I mean – I can, sure, create btree index, and use it for queries like:

SELECT * FROM test
WHERE ranges = '{[77.7909859996235,177.7909859996235],(1035.84122266822,1135.84122266822],(1000099.99954803,1000199.99954803]}';

but the cooler operators (like @>) are not indexable, yet.

It's a really nice addition, thanks to all involved.

7 thoughts on “Waiting for PostgreSQL 14 – Multirange datatypes”

  1. Hubert, thank you for your post.
    Committed work implements basic infrastructure for multiranges. Index support will be added later. We still have time before v14 feature freeze. So, I think it’s feasible to commit something in this fields.

    The first step is to make range indexes support matching with multiranges. That is support queries like “range_col opr multirange_const”.

    The second step is to index multiranges themselves. In the first implementation, we can approximate multiranges as union ranges with no gaps. That would allow to re-use existing indexing schemes for ranges. Ideally, we need to teach gist/spgist to have multiple index tuples per heap tuple (and become gin-like). But that requires much more work and definitely not a subject for v14.

  2. @Alexander:

    Thanks for info. And it’s good to know that index support in some way is on its way 🙂

  3. Great read, my application actually could make use of this feature once available. Totally missed this thread in -hackers, so glad I caught it here. Also nice to see the comments on things to come!

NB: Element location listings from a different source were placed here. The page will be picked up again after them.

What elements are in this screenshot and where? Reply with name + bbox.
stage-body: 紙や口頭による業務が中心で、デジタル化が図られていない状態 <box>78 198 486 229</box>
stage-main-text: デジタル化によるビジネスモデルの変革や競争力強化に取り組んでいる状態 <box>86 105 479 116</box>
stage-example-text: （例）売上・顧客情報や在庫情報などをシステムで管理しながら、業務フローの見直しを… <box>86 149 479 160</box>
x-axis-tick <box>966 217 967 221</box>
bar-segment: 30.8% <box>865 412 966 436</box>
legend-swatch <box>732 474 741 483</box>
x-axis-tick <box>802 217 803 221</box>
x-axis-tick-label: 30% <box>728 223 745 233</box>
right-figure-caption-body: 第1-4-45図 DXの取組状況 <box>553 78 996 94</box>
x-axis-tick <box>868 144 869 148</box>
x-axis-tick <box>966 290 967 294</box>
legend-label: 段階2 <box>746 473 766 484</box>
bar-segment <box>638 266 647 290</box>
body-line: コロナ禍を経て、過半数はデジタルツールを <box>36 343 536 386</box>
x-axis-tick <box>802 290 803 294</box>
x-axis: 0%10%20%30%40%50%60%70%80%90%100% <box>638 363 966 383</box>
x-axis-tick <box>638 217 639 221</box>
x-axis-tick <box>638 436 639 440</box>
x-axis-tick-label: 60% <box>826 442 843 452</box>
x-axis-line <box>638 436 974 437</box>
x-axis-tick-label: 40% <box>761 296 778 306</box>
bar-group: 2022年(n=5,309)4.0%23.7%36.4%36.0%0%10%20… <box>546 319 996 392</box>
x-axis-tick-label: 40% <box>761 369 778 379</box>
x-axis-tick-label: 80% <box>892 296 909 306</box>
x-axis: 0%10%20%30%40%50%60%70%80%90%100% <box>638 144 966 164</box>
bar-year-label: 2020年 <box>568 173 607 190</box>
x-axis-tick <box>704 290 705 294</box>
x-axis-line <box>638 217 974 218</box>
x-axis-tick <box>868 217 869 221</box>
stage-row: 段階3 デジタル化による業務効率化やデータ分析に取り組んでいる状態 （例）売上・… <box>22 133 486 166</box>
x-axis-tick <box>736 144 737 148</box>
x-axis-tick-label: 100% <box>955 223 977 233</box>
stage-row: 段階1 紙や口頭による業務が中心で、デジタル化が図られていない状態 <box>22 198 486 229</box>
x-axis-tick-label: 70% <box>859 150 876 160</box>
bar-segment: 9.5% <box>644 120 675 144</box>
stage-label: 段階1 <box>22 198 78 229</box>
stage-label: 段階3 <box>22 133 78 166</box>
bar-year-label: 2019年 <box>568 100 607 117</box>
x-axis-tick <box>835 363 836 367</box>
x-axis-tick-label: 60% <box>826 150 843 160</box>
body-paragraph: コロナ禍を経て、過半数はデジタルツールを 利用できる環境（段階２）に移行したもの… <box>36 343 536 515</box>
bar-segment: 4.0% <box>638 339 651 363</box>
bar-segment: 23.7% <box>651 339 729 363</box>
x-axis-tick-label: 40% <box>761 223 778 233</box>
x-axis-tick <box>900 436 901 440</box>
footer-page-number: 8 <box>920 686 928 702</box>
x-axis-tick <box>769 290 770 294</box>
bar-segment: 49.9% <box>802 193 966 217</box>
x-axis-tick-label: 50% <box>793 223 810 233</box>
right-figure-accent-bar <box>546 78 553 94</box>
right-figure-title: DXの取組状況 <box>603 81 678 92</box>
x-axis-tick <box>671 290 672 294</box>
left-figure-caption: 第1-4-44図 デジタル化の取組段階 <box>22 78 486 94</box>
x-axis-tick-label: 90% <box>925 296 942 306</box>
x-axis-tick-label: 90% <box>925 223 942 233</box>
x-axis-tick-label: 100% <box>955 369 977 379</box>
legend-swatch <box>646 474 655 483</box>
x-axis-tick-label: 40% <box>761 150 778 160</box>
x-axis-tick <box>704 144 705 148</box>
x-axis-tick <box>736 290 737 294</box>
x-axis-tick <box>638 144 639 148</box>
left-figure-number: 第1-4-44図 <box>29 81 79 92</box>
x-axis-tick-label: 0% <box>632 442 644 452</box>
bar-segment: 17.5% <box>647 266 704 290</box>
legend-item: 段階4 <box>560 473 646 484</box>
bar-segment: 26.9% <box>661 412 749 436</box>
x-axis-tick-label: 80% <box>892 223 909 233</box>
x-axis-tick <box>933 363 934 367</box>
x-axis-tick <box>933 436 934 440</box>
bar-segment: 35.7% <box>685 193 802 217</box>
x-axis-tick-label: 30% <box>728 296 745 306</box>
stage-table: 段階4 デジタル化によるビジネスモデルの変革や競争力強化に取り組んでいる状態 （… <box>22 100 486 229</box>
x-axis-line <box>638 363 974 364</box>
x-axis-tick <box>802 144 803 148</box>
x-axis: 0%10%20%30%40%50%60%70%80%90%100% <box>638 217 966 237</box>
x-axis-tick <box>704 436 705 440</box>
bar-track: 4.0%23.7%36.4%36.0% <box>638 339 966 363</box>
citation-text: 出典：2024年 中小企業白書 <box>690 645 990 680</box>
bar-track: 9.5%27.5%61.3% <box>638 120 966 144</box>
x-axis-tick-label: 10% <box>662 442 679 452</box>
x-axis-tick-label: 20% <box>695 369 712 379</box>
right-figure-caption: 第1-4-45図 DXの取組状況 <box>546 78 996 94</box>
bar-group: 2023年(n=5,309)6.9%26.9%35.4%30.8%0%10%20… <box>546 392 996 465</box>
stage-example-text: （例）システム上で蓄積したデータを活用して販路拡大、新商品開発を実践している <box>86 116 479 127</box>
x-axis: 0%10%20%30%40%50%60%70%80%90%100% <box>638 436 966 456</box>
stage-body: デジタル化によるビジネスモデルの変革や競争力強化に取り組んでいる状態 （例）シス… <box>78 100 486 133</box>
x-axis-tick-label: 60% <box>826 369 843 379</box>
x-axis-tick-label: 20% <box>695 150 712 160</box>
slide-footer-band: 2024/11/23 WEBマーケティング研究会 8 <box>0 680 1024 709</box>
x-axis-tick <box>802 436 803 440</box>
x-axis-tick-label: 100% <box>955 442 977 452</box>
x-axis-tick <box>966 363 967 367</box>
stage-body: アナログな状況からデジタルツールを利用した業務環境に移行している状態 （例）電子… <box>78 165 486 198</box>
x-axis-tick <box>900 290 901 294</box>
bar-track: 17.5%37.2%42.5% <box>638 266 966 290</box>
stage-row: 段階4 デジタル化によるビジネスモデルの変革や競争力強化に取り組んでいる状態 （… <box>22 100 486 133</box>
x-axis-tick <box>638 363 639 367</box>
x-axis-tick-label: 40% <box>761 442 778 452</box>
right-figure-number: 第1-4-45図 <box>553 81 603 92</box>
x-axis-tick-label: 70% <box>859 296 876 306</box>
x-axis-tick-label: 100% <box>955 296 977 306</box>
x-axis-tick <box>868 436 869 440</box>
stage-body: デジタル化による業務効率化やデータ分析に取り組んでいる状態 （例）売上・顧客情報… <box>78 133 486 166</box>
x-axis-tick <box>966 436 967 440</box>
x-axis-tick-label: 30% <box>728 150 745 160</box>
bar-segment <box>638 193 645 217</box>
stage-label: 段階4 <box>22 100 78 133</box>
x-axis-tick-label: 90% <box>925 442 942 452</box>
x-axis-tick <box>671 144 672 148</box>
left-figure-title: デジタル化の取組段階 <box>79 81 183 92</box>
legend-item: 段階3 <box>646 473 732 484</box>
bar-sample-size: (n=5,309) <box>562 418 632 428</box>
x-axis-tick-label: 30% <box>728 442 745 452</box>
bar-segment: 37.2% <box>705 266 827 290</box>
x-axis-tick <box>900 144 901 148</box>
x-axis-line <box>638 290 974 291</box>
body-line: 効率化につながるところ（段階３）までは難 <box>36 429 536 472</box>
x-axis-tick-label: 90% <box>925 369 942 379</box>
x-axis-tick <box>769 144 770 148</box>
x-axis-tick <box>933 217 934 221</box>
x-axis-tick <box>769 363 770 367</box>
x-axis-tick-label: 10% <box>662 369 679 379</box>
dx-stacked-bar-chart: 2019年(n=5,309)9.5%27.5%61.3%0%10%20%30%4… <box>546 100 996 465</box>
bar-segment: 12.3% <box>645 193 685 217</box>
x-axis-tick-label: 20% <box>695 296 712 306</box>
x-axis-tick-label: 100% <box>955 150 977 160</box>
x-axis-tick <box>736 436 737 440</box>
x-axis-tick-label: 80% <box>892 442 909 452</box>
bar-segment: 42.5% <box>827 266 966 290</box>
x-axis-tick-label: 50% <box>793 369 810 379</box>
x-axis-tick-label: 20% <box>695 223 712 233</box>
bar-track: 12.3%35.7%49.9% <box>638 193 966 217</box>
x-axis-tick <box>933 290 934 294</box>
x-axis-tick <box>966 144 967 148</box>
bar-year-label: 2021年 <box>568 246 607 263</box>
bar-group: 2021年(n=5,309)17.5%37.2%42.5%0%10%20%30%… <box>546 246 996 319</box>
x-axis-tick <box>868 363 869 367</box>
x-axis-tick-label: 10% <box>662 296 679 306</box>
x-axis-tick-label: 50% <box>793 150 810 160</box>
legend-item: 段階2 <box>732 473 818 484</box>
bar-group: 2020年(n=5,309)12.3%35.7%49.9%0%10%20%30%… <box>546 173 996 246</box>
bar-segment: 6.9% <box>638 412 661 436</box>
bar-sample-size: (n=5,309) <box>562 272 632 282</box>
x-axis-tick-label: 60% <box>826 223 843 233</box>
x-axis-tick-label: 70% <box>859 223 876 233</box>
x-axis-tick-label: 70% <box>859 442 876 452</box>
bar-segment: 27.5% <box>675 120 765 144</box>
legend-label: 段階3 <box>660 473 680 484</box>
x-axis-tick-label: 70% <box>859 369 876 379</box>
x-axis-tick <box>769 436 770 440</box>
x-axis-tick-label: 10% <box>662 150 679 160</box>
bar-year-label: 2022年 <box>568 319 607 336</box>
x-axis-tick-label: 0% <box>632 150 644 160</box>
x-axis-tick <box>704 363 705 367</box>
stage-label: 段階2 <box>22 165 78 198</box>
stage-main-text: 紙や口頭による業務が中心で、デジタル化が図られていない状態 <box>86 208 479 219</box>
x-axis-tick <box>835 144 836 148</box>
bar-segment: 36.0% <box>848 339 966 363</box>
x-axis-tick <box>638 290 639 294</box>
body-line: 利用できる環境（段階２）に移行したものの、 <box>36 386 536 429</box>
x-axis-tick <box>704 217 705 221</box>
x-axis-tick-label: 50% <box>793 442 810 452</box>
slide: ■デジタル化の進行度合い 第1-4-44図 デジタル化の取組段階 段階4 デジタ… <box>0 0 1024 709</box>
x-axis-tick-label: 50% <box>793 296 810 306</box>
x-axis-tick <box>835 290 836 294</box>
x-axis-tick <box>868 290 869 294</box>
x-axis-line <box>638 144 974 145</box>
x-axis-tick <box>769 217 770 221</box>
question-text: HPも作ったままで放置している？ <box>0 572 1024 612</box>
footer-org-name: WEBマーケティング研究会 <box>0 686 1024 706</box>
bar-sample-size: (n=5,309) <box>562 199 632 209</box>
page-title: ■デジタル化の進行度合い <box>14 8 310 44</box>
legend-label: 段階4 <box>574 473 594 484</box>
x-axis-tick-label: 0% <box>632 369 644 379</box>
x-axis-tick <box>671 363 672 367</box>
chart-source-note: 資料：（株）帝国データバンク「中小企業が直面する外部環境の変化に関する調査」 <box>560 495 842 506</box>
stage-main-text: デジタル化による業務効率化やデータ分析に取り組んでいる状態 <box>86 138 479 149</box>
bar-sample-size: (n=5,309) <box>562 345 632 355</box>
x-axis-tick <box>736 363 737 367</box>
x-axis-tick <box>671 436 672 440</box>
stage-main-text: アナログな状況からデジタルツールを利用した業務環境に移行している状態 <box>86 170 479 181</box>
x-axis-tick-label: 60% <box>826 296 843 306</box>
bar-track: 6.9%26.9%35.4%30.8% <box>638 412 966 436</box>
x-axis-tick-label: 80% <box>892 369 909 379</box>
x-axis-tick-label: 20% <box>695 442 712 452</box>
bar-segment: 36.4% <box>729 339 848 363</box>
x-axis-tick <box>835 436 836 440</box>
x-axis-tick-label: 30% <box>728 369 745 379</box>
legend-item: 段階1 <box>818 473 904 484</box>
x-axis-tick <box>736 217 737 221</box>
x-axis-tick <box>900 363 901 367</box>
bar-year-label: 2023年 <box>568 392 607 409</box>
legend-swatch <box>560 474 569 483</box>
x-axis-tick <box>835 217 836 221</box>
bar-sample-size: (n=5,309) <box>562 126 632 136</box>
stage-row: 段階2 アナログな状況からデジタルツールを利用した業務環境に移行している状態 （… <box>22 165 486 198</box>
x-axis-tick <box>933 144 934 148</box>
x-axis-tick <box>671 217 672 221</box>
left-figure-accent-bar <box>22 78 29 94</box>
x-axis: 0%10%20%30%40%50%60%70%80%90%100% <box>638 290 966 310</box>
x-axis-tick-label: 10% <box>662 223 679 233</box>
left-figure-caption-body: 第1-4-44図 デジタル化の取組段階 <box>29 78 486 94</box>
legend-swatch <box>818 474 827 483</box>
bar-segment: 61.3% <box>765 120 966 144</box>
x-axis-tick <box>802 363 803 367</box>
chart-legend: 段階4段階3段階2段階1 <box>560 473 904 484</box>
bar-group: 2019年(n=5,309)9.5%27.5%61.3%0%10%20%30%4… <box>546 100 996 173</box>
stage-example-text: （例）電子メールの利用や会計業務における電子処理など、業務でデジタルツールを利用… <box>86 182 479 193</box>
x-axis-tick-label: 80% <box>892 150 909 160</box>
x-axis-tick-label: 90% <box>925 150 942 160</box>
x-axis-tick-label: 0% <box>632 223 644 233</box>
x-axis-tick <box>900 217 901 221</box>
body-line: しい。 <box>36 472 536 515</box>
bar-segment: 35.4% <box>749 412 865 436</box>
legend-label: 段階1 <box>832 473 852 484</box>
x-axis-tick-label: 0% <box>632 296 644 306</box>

  4. Hello, thanks for the post. SQL noob here. What are some common use cases of multiranges?

  5. @Nick:

    Given that this is new feature that is *NOT* yet available in any released version of PostgreSQL – there are no common usecases.

    I would assume that is will have similar-ish usecases as arrays have now – when you want to define multiple “somethings” but don’t necessarily want to have sub-table for it.

  6. Just as a show of support, this has so much potential in my particular use case. I deal intensively with FCC spectrum licensing. All licenses have a spectral component (the range of frequencies granted to the licensee) as well as a geospatial component (the geographic area where those frequencies are granted). There are so many ways in which we analytically use ranges that I have resorted to basically writing my own PL/PgSQL suite of functions to be able to treat postgres arrays of numranges as multiranges. Even with this support, it is extremely tedious and error prone to support even simple use cases, and in particular, things like aggregating ranges into multiranges (via array_agg) is difficult, requiring the constant vigilance to keep the ranges ordered within the aggration.

    I’m not much of a C programmer, but if there is any way that I can help contribute to rollout of this feature (via function implementations, etc.), I’d be glad to do so.

Comments are closed.